Fossil fuel companies must spend tens of billions of dollars to reduce methane emissions from their operations, or it will be almost impossible to meet global climate targets, the International Energy Agency (IEA) has warned. The US is now the biggest source of methane emissions from oil and gas extraction, while China leads in emissions from coal mining, and Russia remains a major emitter due to poorly run operations.
Leaks from coalmines and oil and gas wells are the largest sources of methane, a potent greenhouse gas responsible for about 30% of temperature increases to date. According to IEA data published on Wednesday, around 170 billion cubic metres of methane were emitted from fossil fuel operations globally last year, exceeding the entire natural gas production of Qatar.

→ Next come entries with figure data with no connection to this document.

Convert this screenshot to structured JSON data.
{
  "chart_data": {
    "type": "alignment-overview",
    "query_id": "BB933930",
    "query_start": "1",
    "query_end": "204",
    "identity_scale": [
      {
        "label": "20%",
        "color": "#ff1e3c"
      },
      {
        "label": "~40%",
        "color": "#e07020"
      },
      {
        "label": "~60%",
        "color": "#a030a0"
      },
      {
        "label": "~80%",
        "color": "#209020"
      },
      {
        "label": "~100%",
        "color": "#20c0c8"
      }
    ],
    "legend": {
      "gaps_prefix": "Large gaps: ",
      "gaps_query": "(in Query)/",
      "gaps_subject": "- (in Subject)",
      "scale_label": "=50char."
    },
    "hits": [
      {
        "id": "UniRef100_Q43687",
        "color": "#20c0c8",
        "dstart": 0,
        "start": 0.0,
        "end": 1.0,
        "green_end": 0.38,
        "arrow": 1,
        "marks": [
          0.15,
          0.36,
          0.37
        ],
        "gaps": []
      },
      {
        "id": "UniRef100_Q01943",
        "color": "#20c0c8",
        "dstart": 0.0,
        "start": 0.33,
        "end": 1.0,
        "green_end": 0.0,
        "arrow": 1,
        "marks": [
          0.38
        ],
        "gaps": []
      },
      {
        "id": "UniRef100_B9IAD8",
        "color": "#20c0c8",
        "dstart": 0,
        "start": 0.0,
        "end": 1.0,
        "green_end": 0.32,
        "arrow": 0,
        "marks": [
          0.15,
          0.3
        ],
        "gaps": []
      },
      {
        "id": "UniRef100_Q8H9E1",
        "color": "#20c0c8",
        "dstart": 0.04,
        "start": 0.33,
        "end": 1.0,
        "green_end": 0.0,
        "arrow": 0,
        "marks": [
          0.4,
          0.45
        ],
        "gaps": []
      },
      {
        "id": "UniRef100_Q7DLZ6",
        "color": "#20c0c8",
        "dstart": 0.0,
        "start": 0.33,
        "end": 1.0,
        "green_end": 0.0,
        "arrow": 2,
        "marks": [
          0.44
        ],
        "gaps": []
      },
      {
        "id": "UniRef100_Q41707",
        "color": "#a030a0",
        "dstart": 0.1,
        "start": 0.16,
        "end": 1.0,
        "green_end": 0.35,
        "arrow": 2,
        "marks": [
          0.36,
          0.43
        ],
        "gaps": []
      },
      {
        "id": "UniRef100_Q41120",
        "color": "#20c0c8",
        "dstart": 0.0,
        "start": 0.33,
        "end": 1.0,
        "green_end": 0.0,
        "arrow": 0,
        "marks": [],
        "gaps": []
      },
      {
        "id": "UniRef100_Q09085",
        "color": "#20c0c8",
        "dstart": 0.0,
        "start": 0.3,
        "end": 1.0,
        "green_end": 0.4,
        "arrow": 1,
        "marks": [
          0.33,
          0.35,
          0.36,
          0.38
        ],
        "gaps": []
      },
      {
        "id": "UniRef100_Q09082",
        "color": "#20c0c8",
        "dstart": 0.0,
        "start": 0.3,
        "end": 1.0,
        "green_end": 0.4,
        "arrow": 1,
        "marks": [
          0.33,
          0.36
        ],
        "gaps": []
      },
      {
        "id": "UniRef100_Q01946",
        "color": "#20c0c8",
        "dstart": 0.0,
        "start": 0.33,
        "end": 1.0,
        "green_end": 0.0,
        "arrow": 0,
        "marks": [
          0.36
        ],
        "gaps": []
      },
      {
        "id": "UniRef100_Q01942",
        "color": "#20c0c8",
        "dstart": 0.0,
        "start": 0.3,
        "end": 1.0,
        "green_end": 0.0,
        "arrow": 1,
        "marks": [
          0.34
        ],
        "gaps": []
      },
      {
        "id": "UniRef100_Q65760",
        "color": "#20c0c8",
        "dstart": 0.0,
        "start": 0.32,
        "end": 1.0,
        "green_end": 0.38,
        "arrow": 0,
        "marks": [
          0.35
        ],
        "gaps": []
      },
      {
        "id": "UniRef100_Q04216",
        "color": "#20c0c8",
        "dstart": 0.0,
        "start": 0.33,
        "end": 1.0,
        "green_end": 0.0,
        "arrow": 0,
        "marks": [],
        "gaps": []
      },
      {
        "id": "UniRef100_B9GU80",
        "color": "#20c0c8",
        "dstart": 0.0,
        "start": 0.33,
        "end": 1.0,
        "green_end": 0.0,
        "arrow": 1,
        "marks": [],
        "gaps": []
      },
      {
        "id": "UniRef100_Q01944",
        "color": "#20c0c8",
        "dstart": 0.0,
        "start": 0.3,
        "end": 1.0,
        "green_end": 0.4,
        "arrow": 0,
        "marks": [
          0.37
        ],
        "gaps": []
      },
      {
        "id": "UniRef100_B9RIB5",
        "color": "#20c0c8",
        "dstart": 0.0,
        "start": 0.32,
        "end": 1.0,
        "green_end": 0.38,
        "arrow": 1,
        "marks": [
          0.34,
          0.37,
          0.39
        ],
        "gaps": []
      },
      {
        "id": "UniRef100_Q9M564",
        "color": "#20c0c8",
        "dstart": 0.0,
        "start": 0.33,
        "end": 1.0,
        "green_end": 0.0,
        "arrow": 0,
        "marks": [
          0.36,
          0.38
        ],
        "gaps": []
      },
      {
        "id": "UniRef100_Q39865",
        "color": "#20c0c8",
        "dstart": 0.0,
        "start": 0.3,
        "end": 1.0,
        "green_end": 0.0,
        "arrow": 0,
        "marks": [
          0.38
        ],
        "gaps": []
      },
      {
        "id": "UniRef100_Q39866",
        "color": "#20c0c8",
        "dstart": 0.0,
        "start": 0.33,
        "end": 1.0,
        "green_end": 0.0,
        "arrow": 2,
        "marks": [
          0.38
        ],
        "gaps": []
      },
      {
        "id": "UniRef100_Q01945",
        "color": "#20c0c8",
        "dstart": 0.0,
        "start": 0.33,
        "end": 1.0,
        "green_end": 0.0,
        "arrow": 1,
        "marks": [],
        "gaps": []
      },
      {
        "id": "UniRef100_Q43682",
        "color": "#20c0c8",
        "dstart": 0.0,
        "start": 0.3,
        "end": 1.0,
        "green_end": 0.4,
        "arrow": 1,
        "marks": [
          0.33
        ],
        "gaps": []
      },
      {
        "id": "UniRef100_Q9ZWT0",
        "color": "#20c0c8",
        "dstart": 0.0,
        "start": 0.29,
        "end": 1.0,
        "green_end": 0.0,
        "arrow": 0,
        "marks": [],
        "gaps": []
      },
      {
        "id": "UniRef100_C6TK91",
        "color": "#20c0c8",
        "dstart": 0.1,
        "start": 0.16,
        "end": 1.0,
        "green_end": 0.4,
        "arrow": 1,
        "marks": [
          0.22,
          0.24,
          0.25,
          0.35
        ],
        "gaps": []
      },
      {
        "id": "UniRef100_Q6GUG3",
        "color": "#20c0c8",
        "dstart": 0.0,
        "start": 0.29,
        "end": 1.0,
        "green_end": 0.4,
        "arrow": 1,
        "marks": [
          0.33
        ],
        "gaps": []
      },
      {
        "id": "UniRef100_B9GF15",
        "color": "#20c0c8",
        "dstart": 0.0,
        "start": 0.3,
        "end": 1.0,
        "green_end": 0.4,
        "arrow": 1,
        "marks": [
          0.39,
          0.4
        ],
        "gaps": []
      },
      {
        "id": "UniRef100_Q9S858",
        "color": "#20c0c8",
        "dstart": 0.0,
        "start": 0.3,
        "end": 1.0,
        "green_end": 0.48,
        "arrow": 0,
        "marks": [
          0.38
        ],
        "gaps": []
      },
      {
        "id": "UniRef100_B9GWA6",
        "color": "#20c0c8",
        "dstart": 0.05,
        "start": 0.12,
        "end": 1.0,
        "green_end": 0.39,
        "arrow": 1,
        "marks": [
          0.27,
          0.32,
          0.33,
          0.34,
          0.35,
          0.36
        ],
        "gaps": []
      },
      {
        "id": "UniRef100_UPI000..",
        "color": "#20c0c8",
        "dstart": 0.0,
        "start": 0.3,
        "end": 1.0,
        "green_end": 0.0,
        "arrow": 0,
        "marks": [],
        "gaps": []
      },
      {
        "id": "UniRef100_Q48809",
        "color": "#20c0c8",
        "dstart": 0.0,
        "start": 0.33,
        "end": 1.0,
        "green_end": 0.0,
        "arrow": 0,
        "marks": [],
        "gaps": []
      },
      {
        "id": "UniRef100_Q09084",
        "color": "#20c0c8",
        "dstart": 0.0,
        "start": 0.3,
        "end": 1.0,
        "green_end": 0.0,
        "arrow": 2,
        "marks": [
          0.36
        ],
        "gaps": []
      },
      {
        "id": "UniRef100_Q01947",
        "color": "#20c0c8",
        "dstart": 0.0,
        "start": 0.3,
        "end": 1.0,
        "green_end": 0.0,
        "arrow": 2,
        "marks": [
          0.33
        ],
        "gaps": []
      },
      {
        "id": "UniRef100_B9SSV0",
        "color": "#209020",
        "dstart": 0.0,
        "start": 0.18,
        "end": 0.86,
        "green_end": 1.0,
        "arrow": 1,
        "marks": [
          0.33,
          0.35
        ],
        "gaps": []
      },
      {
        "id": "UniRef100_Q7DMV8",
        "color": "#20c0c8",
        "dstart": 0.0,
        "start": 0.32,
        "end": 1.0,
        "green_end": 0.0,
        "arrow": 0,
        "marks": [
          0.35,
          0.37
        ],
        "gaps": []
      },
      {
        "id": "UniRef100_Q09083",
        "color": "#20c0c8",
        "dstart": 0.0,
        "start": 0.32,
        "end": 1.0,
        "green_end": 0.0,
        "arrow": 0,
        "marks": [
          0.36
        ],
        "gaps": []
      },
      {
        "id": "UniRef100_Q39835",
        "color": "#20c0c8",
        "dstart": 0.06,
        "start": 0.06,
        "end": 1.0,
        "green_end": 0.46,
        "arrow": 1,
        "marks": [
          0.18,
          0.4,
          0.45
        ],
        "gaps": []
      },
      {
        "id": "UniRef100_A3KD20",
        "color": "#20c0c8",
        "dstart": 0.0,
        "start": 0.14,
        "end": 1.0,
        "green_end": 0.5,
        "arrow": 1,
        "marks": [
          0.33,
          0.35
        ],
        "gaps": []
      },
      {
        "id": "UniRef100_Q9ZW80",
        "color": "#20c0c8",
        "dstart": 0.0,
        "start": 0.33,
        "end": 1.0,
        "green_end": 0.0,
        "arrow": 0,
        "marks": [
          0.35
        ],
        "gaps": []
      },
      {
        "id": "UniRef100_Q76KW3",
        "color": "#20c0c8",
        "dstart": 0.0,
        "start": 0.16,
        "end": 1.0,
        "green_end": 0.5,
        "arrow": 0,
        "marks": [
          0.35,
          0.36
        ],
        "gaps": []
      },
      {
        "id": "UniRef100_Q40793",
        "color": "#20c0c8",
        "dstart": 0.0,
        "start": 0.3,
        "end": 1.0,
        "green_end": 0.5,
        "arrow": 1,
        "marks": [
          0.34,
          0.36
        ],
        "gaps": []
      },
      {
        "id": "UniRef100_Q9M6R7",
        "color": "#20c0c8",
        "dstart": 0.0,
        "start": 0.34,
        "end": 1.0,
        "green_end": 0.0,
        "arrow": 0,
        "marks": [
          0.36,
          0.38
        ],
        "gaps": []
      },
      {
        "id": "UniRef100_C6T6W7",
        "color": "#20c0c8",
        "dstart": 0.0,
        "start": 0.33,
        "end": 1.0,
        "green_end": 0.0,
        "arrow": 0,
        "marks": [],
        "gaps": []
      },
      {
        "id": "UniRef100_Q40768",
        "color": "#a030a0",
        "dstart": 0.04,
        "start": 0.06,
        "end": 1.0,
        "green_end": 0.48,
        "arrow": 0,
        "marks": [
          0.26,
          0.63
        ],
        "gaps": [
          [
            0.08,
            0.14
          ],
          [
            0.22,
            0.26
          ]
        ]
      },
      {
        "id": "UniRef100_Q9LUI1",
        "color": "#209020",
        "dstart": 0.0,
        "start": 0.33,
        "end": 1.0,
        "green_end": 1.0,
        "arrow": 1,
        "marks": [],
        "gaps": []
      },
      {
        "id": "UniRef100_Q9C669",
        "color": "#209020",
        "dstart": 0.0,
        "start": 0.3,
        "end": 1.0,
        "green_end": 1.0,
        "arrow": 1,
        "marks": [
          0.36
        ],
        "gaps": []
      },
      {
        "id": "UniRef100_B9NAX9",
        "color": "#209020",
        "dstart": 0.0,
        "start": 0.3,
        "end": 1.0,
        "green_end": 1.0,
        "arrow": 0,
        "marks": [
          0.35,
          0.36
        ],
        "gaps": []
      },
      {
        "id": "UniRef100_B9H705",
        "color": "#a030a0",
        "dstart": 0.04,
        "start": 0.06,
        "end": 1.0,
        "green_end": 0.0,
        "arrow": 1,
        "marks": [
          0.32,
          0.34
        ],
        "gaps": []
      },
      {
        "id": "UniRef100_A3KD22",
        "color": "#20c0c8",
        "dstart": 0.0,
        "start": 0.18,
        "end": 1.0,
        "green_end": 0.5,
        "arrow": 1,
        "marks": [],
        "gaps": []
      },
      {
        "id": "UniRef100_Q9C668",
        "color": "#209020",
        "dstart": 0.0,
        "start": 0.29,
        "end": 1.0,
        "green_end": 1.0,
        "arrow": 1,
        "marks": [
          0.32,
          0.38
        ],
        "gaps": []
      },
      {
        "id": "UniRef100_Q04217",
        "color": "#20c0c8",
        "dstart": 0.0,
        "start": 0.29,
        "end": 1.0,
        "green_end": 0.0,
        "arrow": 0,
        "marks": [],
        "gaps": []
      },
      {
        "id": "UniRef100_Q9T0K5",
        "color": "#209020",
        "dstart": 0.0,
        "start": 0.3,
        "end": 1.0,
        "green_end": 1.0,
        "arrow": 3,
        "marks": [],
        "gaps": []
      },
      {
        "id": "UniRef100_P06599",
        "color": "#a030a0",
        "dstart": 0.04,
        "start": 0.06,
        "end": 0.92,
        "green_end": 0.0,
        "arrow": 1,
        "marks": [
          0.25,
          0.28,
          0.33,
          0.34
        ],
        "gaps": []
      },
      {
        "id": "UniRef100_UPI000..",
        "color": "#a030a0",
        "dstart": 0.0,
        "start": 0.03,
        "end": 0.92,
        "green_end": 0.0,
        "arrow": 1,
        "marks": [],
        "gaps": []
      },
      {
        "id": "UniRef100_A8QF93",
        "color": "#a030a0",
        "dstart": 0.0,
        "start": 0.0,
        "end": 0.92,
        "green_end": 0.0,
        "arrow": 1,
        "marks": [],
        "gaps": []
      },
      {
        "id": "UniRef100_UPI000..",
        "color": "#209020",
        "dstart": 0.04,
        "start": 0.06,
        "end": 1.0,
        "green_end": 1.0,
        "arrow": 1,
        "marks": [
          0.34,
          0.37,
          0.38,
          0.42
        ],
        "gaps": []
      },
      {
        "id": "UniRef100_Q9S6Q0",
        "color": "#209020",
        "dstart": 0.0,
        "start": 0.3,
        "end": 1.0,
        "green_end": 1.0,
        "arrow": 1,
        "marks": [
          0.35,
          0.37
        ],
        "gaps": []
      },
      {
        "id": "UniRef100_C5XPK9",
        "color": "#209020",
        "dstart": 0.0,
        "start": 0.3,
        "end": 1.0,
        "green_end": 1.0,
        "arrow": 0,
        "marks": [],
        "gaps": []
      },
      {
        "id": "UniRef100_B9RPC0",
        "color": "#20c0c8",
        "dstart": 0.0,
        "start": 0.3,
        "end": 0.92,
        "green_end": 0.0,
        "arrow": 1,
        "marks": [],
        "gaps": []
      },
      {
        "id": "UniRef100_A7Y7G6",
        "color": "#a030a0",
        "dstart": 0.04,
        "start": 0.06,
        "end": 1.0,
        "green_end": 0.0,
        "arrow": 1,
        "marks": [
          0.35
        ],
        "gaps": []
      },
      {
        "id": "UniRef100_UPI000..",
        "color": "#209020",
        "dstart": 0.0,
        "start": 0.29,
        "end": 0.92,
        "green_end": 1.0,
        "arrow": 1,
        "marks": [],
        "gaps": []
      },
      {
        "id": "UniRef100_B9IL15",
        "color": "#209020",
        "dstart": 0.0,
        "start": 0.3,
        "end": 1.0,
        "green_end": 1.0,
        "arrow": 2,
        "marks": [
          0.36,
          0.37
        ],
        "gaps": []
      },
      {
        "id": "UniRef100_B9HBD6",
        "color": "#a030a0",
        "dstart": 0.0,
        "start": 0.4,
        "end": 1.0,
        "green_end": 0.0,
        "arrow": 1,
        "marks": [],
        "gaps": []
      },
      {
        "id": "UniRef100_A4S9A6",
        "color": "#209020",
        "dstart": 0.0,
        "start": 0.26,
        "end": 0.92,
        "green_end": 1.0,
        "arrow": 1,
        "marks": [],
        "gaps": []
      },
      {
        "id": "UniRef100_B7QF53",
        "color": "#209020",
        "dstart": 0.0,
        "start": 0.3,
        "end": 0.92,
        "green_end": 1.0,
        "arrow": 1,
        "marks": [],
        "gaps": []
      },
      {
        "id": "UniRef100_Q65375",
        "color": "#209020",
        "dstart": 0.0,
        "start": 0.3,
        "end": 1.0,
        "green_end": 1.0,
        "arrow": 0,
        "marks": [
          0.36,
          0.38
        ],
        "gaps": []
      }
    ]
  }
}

The IEA estimates that $170 billion would be needed to reduce global methane emissions by 75%, with $100 billion required for oil and gas and $70 billion for coal. This spending would be equivalent to about 5% of the profits fossil fuel companies made last year. Many leaks could be easily fixed if best practices from countries like Norway were adopted worldwide.
Despite a pledge from over 200 countries to act on methane, emissions remain near the record high set in 2019. The IEA's Global Methane Tracker found that real-world emissions are far higher than reported. However, better satellite monitoring, including a new system from the Environmental Defense Fund, offers hope for improved detection and action.
Paul Bledsoe, a former climate adviser, urged the US to commit to near-zero methane emissions by the end of the decade. Tim Gould, IEA co-author, noted that the upcoming Cop29 summit in Azerbaijan could spur stronger action, as it will take place in a major oil and gas producer.